University of Portsmouth scientists have teamed up with the Royal Botanic Gardens to help farmers increase crop yields, particularly in parts of the world where the impact of climate change is having a detrimental impact on food production.
Dr Rocio Perez-Barrales, senior lecturer at the School of Biological Science, said: ‘When the human race first domesticated crops, the climate and environment were completely different – what we are seeing in the last 50 years is a rapid change in climate.
‘The world is now frequently facing catastrophic climate events like droughts and in the UK we are now seeing some crops being harvested up to a month earlier than they used to be.’

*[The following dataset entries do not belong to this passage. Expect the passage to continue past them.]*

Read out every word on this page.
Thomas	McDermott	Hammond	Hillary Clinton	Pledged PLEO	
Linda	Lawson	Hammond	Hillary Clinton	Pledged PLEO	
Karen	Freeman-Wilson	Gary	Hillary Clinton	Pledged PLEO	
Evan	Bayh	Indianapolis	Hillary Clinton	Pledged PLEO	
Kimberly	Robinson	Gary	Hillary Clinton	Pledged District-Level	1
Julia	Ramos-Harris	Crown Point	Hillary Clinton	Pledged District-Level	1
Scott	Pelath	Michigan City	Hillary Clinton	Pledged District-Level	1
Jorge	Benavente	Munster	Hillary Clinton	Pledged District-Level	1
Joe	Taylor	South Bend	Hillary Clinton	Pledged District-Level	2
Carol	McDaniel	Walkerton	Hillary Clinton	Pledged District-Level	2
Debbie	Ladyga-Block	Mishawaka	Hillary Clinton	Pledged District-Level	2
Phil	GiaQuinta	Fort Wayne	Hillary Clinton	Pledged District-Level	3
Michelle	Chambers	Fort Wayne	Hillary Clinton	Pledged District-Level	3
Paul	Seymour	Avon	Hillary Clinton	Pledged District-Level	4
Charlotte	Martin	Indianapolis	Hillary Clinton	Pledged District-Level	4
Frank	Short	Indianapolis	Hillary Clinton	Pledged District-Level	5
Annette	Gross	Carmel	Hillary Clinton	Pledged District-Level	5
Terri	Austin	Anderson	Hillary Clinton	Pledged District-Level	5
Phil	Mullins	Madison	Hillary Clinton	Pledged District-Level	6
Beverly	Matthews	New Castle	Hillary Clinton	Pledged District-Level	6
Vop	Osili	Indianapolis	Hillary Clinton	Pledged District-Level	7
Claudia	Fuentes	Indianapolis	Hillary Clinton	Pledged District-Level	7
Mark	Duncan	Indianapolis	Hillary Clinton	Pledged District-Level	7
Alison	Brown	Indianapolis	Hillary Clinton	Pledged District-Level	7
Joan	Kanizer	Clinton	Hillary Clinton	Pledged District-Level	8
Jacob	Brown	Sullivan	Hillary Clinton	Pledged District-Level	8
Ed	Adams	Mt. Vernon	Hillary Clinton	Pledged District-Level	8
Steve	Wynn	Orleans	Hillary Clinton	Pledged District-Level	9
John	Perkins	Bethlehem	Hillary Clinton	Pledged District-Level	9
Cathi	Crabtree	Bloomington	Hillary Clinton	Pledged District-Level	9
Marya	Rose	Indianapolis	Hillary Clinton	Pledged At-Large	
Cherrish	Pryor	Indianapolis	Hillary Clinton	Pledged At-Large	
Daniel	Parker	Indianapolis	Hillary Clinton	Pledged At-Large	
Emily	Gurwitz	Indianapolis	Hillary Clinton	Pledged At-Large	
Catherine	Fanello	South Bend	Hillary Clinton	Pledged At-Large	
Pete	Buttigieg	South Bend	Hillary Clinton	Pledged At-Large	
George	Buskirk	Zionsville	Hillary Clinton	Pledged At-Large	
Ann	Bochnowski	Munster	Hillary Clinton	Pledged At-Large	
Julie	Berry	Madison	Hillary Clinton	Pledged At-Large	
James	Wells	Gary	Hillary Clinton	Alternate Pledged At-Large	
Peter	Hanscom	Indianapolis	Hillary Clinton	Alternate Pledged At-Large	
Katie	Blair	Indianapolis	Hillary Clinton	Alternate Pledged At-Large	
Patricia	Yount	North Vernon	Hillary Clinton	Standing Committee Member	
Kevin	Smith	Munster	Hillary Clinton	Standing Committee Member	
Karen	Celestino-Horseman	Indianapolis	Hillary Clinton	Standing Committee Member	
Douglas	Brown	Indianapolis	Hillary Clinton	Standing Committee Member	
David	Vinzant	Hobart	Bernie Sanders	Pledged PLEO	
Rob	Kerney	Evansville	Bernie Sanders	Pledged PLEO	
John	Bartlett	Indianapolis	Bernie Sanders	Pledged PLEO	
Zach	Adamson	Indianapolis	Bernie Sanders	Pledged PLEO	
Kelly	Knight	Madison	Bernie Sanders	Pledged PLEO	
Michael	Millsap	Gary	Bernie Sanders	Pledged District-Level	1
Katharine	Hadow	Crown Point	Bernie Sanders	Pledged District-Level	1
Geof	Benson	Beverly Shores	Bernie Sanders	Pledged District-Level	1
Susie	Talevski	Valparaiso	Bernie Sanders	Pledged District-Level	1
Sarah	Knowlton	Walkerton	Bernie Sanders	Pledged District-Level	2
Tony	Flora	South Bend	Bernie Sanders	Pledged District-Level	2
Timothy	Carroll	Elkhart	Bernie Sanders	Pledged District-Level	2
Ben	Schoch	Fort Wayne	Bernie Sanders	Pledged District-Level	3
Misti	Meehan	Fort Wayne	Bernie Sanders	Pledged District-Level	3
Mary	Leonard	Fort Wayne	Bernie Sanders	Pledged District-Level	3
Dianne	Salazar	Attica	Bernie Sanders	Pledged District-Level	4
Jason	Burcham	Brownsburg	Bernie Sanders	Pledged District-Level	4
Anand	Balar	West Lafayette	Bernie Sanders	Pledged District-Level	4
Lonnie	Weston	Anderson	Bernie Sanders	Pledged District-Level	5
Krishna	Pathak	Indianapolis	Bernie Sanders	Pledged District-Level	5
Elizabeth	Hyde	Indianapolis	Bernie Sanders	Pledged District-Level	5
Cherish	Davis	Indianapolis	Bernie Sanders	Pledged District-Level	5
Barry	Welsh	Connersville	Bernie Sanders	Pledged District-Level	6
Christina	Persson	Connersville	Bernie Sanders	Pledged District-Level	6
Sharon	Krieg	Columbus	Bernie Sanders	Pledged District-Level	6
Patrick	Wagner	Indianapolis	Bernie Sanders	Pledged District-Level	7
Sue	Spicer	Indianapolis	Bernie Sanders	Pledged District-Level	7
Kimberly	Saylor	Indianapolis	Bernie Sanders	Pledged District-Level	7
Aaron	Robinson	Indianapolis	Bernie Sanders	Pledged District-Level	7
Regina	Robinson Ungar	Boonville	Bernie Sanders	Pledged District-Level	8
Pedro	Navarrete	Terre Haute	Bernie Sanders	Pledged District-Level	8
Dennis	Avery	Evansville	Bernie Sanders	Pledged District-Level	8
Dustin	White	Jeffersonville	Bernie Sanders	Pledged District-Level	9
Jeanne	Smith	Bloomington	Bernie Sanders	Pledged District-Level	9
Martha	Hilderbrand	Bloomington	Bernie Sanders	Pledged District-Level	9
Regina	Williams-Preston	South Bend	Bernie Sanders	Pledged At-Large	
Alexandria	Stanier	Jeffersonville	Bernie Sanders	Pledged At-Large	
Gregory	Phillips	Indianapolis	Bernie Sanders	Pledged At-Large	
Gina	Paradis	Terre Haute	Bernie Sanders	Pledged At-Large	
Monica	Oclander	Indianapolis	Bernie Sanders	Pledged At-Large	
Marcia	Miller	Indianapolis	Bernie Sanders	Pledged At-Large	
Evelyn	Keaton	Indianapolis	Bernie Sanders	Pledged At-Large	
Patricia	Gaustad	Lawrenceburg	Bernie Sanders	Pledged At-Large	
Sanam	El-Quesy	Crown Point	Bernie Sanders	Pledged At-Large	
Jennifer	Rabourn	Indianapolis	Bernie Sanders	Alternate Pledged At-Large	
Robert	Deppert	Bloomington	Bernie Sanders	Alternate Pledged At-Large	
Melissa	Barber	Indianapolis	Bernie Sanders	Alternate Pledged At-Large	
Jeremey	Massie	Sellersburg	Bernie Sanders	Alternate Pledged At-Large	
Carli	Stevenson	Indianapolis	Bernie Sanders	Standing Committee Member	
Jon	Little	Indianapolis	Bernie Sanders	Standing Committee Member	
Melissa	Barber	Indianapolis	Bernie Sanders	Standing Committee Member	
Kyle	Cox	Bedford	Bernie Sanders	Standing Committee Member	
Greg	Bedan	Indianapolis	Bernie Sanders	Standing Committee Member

The scientists believe that at the heart of the problem is a lack of genetic diversity due to a selective growing process in which previously wild plants were selected for desirable traits for food production which has led to a lack of adaptability to deal with changing climates and conditions.
Farmers are now being encouraged to re-look at wild relatives of domesticated crops which may now be better suited to new conditions as well as cross breading with some of these wild relatives to genetically develop characteristics better able to cope with new conditions.
Dr Perez-Barrales added: ‘Artificial selection and farming have led to quality improvements in foods such as meat, milk, and fruit. However, over hundreds of years, there has been a negative impact to this process - a reduction in plant genetic diversity.
‘At the same time climate change is altering the way crops behave. Crops have lost so much genetic diversity they are less able to adapt and respond to climate change.
‘An alternative for plant breeders is to use wild crop relatives and use the natural genetic variation in those species that protects them against the natural enemies.
‘Farmers should look at wild crop relatives to see what traits can be improved to make crops better adapted to the current environmental challenges.’